Basic Qualifications
- Native proficiency in Hungarian with exposure to diverse accents, dialects, or regional variations.
- Proficiency in English (minimum B2 level) with clear, natural vocal delivery and pronunciation suitable for audio recording purposes.
- Strong auditory perception to identify nuances in speech, accents, pronunciation, intonation, and audio quality across languages.
- Demonstrated ability to handle multilingual audio content, including evaluating speech accuracy, cultural vocal expressions, and contextual interpretation in spoken form.
- Demonstrated ability to transcribe audio with high accuracy across accents and varying audio quality.
- Comfort providing high-quality voice recordings and feedback on audio samples in multiple languages.
- Strong comprehension skills and the ability to make independent judgments on ambiguous or varied audio material, including noisy or accented speech.
- Strong communication, interpersonal, analytical, detail-oriented, and organizational skills, with the ability to articulate audio-related feedback effectively.
- Commitment to developing AI that masters sophisticated multilingual audio capabilities.
Preferred Skills and Experience
- Demonstration of exceptional attention to linguistic nuance, auditory detail, and data quality beyond standard transcription work.
- Deep understanding and taste of what good/useful Audio data is.
- Strong command of advanced transcription and annotation practices, including handling disfluencies, accents, and prosodic features (intonation, stress, rhythm, emotion, etc) with high consistency and accuracy.
- Background in linguistics (e.g., phonetics, phonology, sociolinguistics), speech sciences, cognitive science, or a related field, or equivalent practical experience, with demonstrated ability to analyze accent variation, pronunciation differences, and multilingual speech patterns.
- Experience working with speech/audio datasets, annotation workflows, or AI training data, including knowledge/experience with training voice models, and an understanding of how data quality impacts model performance.

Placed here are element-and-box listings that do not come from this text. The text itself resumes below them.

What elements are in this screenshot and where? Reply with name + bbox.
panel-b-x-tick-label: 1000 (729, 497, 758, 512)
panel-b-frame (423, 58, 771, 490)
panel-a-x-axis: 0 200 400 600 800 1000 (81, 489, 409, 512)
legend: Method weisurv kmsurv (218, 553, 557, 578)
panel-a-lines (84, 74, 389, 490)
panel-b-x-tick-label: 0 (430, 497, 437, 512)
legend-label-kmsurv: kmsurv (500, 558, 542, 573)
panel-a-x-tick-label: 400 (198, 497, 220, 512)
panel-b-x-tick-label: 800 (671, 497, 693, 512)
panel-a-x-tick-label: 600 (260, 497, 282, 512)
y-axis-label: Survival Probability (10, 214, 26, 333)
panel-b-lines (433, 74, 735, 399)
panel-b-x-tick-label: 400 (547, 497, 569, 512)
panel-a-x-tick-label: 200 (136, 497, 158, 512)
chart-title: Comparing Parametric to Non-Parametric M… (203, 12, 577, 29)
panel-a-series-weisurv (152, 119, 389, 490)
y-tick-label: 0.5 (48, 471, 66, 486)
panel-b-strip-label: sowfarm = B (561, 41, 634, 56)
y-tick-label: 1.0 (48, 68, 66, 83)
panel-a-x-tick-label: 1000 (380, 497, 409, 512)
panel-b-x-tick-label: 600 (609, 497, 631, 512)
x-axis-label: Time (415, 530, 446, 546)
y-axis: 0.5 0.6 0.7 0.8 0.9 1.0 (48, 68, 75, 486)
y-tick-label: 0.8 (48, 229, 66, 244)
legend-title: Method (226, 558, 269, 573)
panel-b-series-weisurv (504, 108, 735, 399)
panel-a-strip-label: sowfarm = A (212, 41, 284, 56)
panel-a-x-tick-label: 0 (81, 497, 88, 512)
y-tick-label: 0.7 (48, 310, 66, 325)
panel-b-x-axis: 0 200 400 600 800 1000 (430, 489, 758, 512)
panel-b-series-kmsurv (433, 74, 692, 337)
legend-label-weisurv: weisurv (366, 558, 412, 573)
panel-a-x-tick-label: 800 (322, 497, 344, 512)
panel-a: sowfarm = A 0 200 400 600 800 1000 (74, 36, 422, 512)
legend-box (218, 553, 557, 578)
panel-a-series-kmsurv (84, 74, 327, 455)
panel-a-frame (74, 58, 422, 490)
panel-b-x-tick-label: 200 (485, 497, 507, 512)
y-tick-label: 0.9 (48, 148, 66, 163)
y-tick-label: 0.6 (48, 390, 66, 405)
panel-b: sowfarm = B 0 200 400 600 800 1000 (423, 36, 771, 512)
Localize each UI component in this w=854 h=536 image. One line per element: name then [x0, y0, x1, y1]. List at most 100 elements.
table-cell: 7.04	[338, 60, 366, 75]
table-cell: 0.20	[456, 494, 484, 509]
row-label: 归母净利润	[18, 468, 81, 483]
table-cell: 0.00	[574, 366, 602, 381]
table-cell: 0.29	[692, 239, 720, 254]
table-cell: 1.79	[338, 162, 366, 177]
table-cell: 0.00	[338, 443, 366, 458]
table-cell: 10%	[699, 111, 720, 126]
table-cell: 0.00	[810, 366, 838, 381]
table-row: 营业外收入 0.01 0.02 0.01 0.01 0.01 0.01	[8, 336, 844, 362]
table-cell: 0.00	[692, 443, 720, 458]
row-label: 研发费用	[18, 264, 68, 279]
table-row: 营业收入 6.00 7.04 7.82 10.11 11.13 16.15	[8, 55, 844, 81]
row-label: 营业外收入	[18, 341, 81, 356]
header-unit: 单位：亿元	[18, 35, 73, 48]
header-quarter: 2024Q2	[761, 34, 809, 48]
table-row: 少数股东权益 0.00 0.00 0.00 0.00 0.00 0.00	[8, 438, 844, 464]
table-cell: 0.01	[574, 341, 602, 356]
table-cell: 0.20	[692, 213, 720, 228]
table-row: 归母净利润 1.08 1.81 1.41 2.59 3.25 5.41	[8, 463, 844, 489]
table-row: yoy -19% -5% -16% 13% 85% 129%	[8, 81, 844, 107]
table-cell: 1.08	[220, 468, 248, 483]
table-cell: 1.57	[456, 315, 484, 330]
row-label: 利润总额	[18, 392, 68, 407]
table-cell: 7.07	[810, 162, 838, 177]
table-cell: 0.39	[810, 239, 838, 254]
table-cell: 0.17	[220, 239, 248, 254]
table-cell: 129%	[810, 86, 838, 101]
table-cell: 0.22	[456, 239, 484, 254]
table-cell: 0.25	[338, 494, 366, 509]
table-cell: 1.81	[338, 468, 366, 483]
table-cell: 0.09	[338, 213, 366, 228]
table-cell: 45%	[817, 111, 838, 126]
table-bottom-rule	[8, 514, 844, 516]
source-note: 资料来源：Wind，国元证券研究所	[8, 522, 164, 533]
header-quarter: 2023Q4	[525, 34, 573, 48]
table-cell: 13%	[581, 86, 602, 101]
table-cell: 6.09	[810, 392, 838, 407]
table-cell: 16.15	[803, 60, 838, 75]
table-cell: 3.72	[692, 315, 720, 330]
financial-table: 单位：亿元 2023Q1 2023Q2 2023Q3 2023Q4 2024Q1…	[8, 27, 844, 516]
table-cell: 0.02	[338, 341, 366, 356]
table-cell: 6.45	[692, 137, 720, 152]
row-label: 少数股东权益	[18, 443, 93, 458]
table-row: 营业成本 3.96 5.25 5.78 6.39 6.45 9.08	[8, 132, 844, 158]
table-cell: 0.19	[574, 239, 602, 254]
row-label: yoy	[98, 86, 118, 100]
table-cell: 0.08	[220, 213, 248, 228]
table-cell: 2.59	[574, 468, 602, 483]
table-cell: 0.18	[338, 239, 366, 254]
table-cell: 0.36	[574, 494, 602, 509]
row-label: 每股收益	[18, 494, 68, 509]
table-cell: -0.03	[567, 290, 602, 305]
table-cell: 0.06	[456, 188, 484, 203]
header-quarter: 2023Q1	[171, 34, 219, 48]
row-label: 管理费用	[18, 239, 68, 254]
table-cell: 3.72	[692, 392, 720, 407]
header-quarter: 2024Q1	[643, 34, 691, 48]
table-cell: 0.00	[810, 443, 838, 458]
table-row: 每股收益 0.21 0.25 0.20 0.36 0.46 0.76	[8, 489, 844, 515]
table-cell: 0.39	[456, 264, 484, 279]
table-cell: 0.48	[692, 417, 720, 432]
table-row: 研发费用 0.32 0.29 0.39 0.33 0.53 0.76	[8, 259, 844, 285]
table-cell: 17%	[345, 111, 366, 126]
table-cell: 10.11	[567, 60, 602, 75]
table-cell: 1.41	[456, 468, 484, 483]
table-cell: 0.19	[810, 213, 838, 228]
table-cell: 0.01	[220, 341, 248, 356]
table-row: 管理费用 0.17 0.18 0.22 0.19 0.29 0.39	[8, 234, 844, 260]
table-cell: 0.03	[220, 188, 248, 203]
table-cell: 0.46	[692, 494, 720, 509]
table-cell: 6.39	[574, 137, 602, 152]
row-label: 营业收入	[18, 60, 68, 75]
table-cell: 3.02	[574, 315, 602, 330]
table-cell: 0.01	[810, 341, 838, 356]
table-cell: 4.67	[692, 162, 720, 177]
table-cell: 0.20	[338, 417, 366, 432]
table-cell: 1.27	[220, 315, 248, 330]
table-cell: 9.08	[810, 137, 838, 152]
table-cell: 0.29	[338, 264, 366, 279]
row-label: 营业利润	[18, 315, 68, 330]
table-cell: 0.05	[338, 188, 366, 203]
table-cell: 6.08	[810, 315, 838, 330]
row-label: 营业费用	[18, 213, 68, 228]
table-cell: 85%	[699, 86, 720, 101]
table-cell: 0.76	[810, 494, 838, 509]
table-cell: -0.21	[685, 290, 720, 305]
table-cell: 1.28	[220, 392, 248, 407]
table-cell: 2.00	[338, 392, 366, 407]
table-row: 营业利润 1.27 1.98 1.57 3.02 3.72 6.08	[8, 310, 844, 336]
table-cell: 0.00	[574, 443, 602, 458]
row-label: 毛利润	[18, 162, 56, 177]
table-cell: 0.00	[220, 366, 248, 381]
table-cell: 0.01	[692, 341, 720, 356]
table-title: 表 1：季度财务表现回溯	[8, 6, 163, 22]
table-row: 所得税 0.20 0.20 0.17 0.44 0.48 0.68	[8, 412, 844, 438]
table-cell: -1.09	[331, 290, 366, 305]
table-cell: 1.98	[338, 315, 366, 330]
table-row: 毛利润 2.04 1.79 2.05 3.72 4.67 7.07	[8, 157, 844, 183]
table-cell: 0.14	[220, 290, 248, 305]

- Professional experience in voice work, including voice acting, voice recording, podcasting with a measurable audience (e.g., X following), or similar audio production demonstrating attention to clarity and recording quality.

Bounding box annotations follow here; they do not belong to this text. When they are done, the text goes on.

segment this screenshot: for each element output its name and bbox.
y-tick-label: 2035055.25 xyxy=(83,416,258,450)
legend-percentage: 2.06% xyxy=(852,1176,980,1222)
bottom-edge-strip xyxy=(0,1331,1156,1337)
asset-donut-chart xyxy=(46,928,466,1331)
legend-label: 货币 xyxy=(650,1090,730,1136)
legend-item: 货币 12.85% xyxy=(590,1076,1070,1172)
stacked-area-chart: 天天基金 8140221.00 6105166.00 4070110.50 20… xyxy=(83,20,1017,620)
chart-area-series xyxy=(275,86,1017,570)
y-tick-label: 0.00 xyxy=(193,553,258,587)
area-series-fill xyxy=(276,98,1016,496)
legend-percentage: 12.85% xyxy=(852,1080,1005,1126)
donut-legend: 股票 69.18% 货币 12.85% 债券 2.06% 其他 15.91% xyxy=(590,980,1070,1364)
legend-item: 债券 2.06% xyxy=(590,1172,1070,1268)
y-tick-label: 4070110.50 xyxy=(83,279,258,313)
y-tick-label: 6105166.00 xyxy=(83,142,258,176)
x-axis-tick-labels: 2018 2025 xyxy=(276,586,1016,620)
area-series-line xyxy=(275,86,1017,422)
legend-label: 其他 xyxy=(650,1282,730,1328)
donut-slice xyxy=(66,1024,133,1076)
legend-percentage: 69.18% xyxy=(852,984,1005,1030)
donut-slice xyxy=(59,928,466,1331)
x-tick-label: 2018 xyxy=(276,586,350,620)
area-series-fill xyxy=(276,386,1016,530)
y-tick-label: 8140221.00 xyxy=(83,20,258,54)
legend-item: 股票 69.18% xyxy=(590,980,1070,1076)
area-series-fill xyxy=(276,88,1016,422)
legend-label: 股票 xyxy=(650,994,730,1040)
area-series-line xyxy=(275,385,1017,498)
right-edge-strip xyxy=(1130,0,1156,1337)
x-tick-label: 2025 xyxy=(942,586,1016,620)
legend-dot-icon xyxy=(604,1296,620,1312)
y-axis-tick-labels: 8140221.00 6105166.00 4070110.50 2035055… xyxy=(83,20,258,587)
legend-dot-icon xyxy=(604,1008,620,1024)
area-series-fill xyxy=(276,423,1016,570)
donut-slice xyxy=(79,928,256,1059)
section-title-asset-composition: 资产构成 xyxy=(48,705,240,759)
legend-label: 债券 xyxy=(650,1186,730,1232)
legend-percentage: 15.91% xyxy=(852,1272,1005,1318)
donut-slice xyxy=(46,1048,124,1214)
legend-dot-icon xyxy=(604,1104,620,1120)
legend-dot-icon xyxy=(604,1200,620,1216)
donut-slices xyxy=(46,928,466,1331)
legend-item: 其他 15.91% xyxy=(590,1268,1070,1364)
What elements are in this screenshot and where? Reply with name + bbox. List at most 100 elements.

- Demonstrated ability to exercise independent judgment in ambiguous audio scenarios and make consistent, defensible annotation decisions.
- Portfolio (strongly preferred for advanced candidates): Voice samples, annotated transcripts, or audio-related work demonstrating quality, methodology, and attention to detail.
Compensation and Benefits
US-based candidates: $35/hour - $45/hour depending on factors including relevant experience, skills, education, geographic location, and qualifications.
International candidates: Information will be provided to you during the recruitment process.
Benefits vary based on employment type, location, and jurisdiction. Benefits for eligible U.S.-based positions include health insurance, 401(k) plan, and paid sick leave.